This guide explains how kneo_agent integrates with the Agent Skills open standard from agentskills.io.

What Kneo Supports

Kneo Agent supports two skill authoring paths:

  1. In-memory skills created directly in Python with Skill(...) or ToolRegistry.to_skill(...)
  2. Disk-backed skills loaded from Agent Skills-compatible SKILL.md directories

The second path is designed to interoperate with the broader Agent Skills ecosystem.

Skills work alongside middleware, but they solve different problems:

  • skills package reusable prompts, tools, defaults, and metadata
  • middleware adds executable policy around runs, streams, model calls, and tool calls

Supported File Structure

Kneo Agent expects either:

  • A path to a skill directory containing SKILL.md
  • A direct path to SKILL.md

Example:

weather/
├── SKILL.md
├── references/
│   └── REFERENCE.md
├── scripts/
│   └── normalize_weather.py
└── assets/

SKILL.md Format

SKILL.md must contain:

  • YAML frontmatter delimited by ---
  • A Markdown body used as the skill instruction content

Minimum required frontmatter fields:

  • name
  • description

Kneo Agent also preserves these optional fields when present:

  • license
  • compatibility
  • metadata
  • allowed-tools
  • tools
  • defaults
  • extra
  • tags

Example:

---
name: weather
description: Load a reusable weather skill from disk and use it for weather questions.
license: MIT
compatibility: Works with Python and a registered get_weather handler.
metadata:
  author: kneo-agent
allowed-tools: Bash(python:*) Read
tools:
  - name: get_weather
    description: Return current weather for a city.
    parameters:
      type: object
      properties:
        city:
          type: string
      required:
        - city
defaults:
  max_iterations: 5
tags:
  - domain:weather
---

# Weather Skill

Use this skill when the user asks for current weather conditions by city.

Loading Skills

Use load_skill(...) to activate a single skill:

from kneo_agent import load_skill

skill = load_skill("examples/skills/weather")

If the skill declares tools, bind handlers in code:

skill = skill.with_tool_handlers({"get_weather": get_weather})

That split is deliberate: the standard file defines portable metadata and instructions, while executable handlers stay local to the host application.

Discovering Skills

Use discover_skills(...) to scan one or more directories:

from kneo_agent import discover_skills

catalog = discover_skills(["examples/skills"])
for entry in catalog:
    print(entry.name, entry.path)

Use discover_default_skills(...) to scan conventional locations:

from kneo_agent import discover_default_skills

catalog = discover_default_skills(
    project_root=".",
    user_home="~",
)

The default search covers:

  • .agents/skills
  • .claude/skills

Progressive Disclosure

Kneo Agent supports the Agent Skills guidance to keep SKILL.md concise and place detailed material in sibling folders.
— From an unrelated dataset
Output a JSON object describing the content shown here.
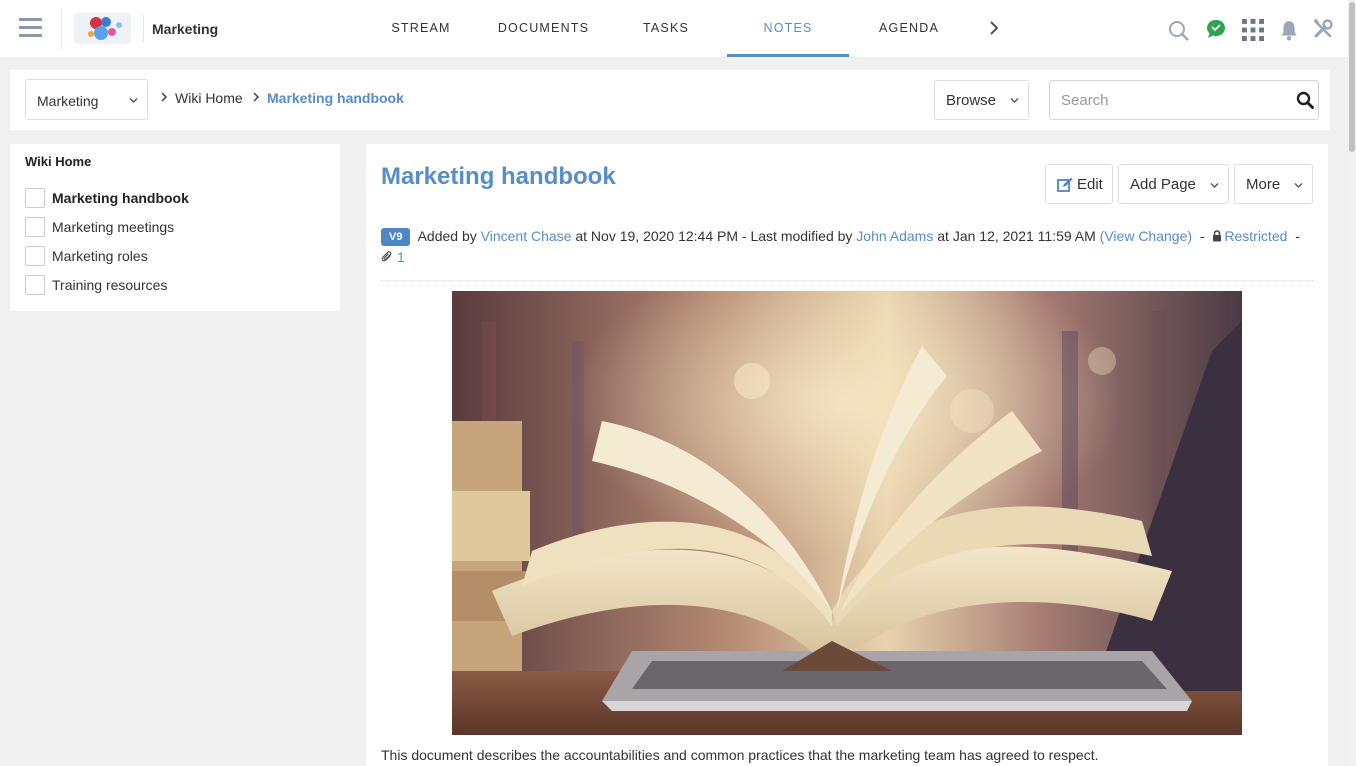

Supported bundled resource folders:

  • references/
  • scripts/
  • assets/

Resources are discoverable but not injected automatically into every run.

Use:

paths = skill.resource_paths()
reference_text = skill.read_resource("references/REFERENCE.md")

This keeps the core skill lightweight while still letting the runtime or host agent load extra material on demand.

Activation Payloads

For integrations that want to inject a structured skill payload into prompts, use:

prompt = skill.activation_prompt()

This returns:

  • The Markdown body from SKILL.md
  • The skill directory path
  • A list of discoverable bundled resources

Current Kneo Behavior

Kneo Agent currently maps Agent Skills into its existing runtime contract:

  • The Markdown body becomes Skill.system_prompt
  • Frontmatter tools becomes ToolDefinition[]
  • Frontmatter defaults contributes to RunConfig
  • Frontmatter extra merges into RunConfig.extra
  • Bound tool handlers are merged into extra["tool_handlers"]

This means skills work across Bridge, Native, and Adapter runtimes without provider-specific changes.

Middleware is intentionally separate from this mapping. Skills compile into data-oriented RunConfig fields, while middleware remains executable code attached explicitly through AgentBuilder or RunConfig(middlewares=[...]).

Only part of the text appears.